Providing liquidity to decentralized exchanges (DEX) is one of the main forms of passive income. However, this operation does not always generate profits, as happened in the case of Uniswap (UNI).
According to a report by Bancor and Topaze Blue, 49.5% of DEX's liquidity providers reported losses on their operations. For every $100 received, users recorded a loss of $180. That is, the average loss per user was $80.
Based on this data, users were left with a net loss of more than $60 million, while 49.5% of liquidity providers had to make losses. The study also ranked which pools recorded the highest loss rates:
- MATIC/ETH: 51%;
- COMP/ETH: 59%;
- USDC/ETH: 62%;
- MKR/ETH: 74%.
The study focused on activities in Uniswap V3 carried out between May 5 and September 20, 2021.
Losses overshadowed tax gains
Liquidity pools are fundamental tools to ensure the proper functioning of DEX. They work by allowing users to lock their tokens in exchange for rewards. Rewards, in turn, come from transaction fees: part of the amount paid to users is distributed to liquidity providers in the form of remuneration.
Of the total trading volume of Uniswap pools, which reached US$ 108.5 billion, trading fees represented US$ 199 million – about 19% of the total. At Uniswap or any DEX, this is the amount that liquidity providers pocket to leave their tokens.
Under normal conditions, fees serve as a major source of passive income for providers. But only the impermanent losses reached US$ 260 million, which left the activity at a loss.
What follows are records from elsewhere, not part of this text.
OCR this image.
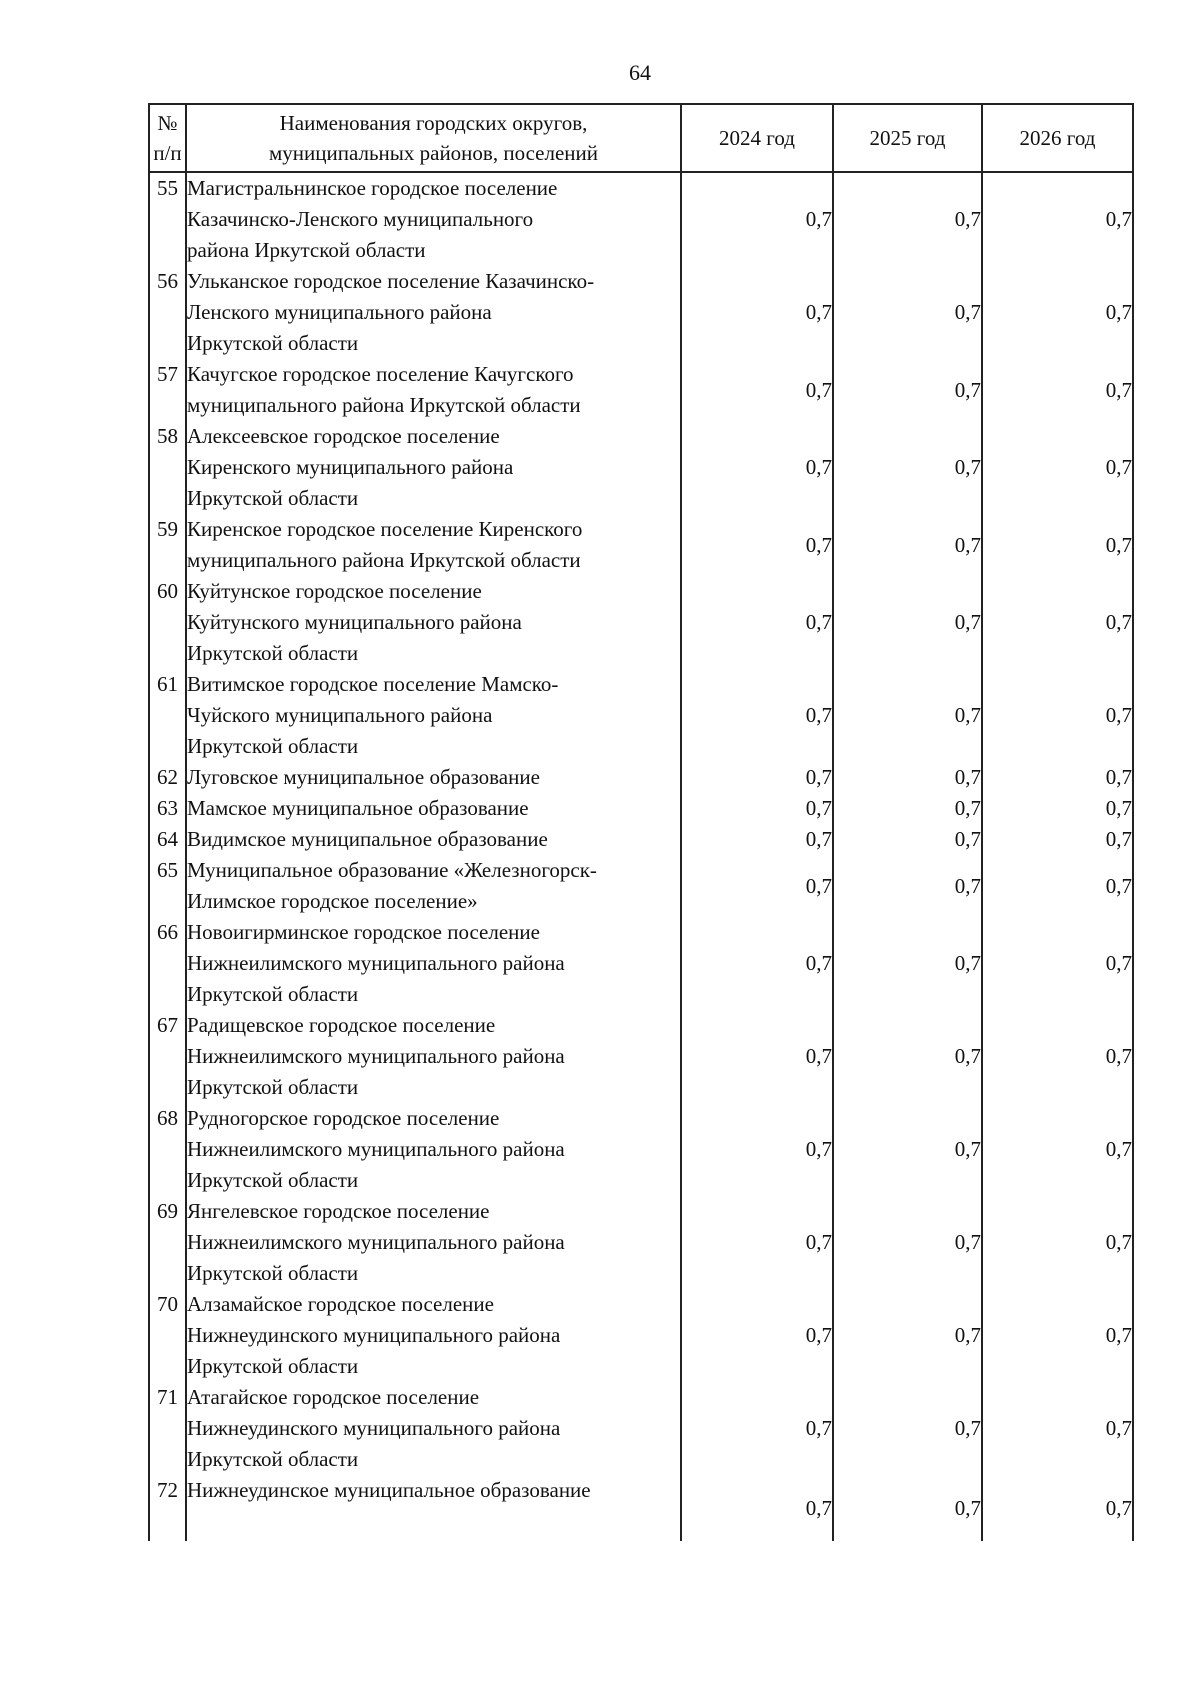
64
№
п/п	Наименования городских округов,
муниципальных районов, поселений	2024 год	2025 год	2026 год
55	Магистральнинское городское поселение
Казачинско-Ленского муниципального
района Иркутской области	0,7	0,7	0,7
56	Ульканское городское поселение Казачинско-
Ленского муниципального района
Иркутской области	0,7	0,7	0,7
57	Качугское городское поселение Качугского
муниципального района Иркутской области	0,7	0,7	0,7
58	Алексеевское городское поселение
Киренского муниципального района
Иркутской области	0,7	0,7	0,7
59	Киренское городское поселение Киренского
муниципального района Иркутской области	0,7	0,7	0,7
60	Куйтунское городское поселение
Куйтунского муниципального района
Иркутской области	0,7	0,7	0,7
61	Витимское городское поселение Мамско-
Чуйского муниципального района
Иркутской области	0,7	0,7	0,7
62	Луговское муниципальное образование	0,7	0,7	0,7
63	Мамское муниципальное образование	0,7	0,7	0,7
64	Видимское муниципальное образование	0,7	0,7	0,7
65	Муниципальное образование «Железногорск-
Илимское городское поселение»	0,7	0,7	0,7
66	Новоигирминское городское поселение
Нижнеилимского муниципального района
Иркутской области	0,7	0,7	0,7
67	Радищевское городское поселение
Нижнеилимского муниципального района
Иркутской области	0,7	0,7	0,7
68	Рудногорское городское поселение
Нижнеилимского муниципального района
Иркутской области	0,7	0,7	0,7
69	Янгелевское городское поселение
Нижнеилимского муниципального района
Иркутской области	0,7	0,7	0,7
70	Алзамайское городское поселение
Нижнеудинского муниципального района
Иркутской области	0,7	0,7	0,7
71	Атагайское городское поселение
Нижнеудинского муниципального района
Иркутской области	0,7	0,7	0,7
72	Нижнеудинское муниципальное образование	0,7	0,7	0,7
About 80% of the pools were affected and lost.
The calculations refer to impermanent losses . This loss occurs when someone provides liquidity to a pool and the price of the deposited cryptoactives changes compared to the value at the time of deposit. The greater this change, the more you are exposed to impermanent loss.
In principle, this loss is not effective, since the cryptoactives remain in the pool. However, at the time of withdrawal of funds, the user will have less dollar value than at the time of deposit.
In short, the loss actually only occurs when the user decides to withdraw funds and withdraw liquidity. The only group that recorded gains were traders who provided liquidity to a single block and quickly removed their deposits. In this way, they managed to protect themselves before the impermanent losses were established.